Dallas ignored that question and went with one of his own. “Why’d you call?”

“I thought you’d want to know that I’m out at Rocky Creek.”

That was the last place one of them should be right now. “What are you doing there? What went wrong?”

“Nothing’s wrong. I’m actually calling with some good news. From the sound of things, you could use it right about now.”

“Yeah,” Dallas said. He glanced at Joelle. She was pacing now. And still crying. Hell’s bells. What a tangled mess this was.

“I’ve been here for about a half hour,” Clayton continued. “Quietly observing the CSI team. Not with Saul’s permission or knowledge, but I called in a few favors. Don’t worry. I’m not in the actual building. Figured I wouldn’t want to call into question anything they might find.” He paused. “They found some things, Dallas.”

Even though he doubted Joelle could have heard what Clayton said, she must have sensed something because she stopped pacing and moved closer. Dallas wasn’t feeling very generous, but he put the call on speaker so she could hear.

“The initial tests indicate that it’s Webb’s blood on the window frame. Better yet, it’s a cast-off pattern consistent with someone who plunged the knife into Webb and then drew it back to stab him again.”

“Any way to use the pattern to determine the killer?” Joelle asked.

“They’re working on it,” Clayton answered. “Not just the blood on the frame, but there are spatters on the wall invisible to the naked eye that the luminol lit up. They might be able to get some details about where the attack started. And who started it.”

Good. Luminol was a chemical spray that could detect even small amounts of blood. Too bad Dallas’s mind was still in a horrible place right now because this conversation was important.

“From what I heard from my contact inside,” Clayton went on, “there was some indication of blood on the floor, too.”

Joelle shook her head. “Why wasn’t this detected sixteen years ago?”

“Because it wasn’t tested, that’s why. Webb was just a missing person, and the local sheriff then checked for any signs of foul play, but he missed the spatter on the frame.”

Easy to miss. The sunlight had been just right for Joelle to see it and then point it out to him.

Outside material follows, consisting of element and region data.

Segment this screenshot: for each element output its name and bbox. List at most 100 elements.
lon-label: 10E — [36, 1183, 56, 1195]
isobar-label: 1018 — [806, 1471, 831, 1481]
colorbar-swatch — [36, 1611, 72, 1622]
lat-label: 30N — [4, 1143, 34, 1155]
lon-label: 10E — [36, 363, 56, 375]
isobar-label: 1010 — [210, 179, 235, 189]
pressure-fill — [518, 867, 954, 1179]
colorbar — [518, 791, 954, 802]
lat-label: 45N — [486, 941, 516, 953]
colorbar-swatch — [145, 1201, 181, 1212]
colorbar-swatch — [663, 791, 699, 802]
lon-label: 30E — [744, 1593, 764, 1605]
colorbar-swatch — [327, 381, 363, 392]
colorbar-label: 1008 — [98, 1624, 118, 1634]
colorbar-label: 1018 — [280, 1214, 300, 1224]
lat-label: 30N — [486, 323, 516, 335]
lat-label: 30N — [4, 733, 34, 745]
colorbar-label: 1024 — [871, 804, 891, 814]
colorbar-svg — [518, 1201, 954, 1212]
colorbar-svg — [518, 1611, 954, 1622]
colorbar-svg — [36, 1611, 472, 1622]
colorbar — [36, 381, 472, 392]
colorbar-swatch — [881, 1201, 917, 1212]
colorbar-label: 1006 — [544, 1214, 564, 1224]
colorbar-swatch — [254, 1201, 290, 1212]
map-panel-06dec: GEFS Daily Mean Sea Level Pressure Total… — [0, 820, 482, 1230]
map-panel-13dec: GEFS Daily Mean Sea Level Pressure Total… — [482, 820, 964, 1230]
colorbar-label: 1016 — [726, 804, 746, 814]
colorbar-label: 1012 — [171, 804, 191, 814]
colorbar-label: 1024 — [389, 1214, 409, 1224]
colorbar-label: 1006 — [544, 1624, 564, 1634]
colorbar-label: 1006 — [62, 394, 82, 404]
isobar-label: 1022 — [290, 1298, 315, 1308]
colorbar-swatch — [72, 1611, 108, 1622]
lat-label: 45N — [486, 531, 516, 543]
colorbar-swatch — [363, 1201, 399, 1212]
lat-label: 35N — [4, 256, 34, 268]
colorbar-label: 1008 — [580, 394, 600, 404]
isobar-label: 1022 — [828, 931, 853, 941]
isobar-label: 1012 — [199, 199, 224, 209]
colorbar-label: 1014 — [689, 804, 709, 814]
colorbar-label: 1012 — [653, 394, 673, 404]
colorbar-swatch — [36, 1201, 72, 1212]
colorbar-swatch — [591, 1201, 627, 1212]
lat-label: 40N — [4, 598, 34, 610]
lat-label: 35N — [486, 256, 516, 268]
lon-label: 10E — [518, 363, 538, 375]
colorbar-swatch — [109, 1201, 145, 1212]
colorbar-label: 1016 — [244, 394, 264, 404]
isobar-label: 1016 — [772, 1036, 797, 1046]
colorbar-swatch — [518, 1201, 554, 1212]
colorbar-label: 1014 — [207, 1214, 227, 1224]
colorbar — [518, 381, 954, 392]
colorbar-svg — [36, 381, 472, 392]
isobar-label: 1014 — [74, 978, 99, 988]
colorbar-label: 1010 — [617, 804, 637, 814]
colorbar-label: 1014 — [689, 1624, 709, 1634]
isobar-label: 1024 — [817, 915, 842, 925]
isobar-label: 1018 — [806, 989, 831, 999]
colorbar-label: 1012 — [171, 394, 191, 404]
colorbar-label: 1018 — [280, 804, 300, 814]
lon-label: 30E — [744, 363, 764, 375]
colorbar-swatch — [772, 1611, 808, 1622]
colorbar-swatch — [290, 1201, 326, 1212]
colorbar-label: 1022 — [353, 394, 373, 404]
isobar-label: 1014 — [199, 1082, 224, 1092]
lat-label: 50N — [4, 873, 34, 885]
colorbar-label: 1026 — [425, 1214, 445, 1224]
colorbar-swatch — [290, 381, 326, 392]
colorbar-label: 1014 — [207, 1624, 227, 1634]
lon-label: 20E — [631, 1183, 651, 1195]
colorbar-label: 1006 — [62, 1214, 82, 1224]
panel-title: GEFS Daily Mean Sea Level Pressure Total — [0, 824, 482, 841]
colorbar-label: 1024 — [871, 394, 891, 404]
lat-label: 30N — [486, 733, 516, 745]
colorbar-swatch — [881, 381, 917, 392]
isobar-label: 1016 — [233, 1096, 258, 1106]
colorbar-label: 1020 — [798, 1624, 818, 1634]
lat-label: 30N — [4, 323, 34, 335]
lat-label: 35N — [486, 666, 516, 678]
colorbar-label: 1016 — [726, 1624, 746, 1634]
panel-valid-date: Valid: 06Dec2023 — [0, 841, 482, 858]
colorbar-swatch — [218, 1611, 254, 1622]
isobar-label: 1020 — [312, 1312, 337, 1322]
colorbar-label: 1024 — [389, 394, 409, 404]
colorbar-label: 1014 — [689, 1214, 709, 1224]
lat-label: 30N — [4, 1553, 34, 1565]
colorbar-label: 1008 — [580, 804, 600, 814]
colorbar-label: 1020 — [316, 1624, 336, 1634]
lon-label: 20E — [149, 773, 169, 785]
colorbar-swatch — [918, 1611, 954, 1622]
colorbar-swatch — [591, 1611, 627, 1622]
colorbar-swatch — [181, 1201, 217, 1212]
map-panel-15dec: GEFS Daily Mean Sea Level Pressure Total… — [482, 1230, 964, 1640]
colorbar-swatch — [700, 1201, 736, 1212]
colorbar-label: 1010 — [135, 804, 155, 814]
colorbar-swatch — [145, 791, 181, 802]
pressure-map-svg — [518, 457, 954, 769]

“Without the luminol, you can’t see the blood on the floor, either,” his brother continued. “Plus, it looks as if someone tried to clean it up. There are swipes and smears. The CSIs might be able to determine if Webb was dragged from his office after he was stabbed and how his body was taken from the building. And that could give us more clues about the killer.”

“Yeah,” Dallas agreed.

“I know what you’re thinking. This new evidence could point to Kirby, but I don’t believe it will. Kirby’s well over six feet tall, and from the CSIs’ initial observations, they’re thinking the killer was someone shorter.”

Someone shorter would still implicate a lot of people. Including Declan and Joelle. But it would also point the finger at Sarah, Rudy and a dozen other kids who were living there at the time.

“I haven’t gotten to the best part of what they found,” Clayton went on. “When they were looking at the blood on the floor, they found a loose board, and one of them lifted it. There was a makeshift safe.”

Now that grabbed his attention. “What’s in it?”

“Don’t know yet. It’s locked, and it’s too heavy and big to lift out of the floor. Plus, they want to make sure it’s not booby trapped.”

Good point. Webb would have done something like that, but what was so important that he would want to seal it off in a secret safe?

Clayton huffed. “What the hell’s the matter with you? This is good news, Dallas. Or it could be, anyway. This is the first break we’ve had in the investigation.”

“I know. I, uh, just have, well, something else going on.”

“Not a good time for that,” Clayton countered. “I’ll call you back as soon as I hear anything else.”

Dallas mumbled a thanks, ended the call and tried to get to a place in his head where he could deal with the news about his daughter and everything else. He looked at Joelle, who was clearly waiting for him to say something.

Maybe that he could forgive her.

But Dallas wasn’t anywhere near that just yet. He groaned and turned to go back inside. However, he made it only a step before his phone buzzed.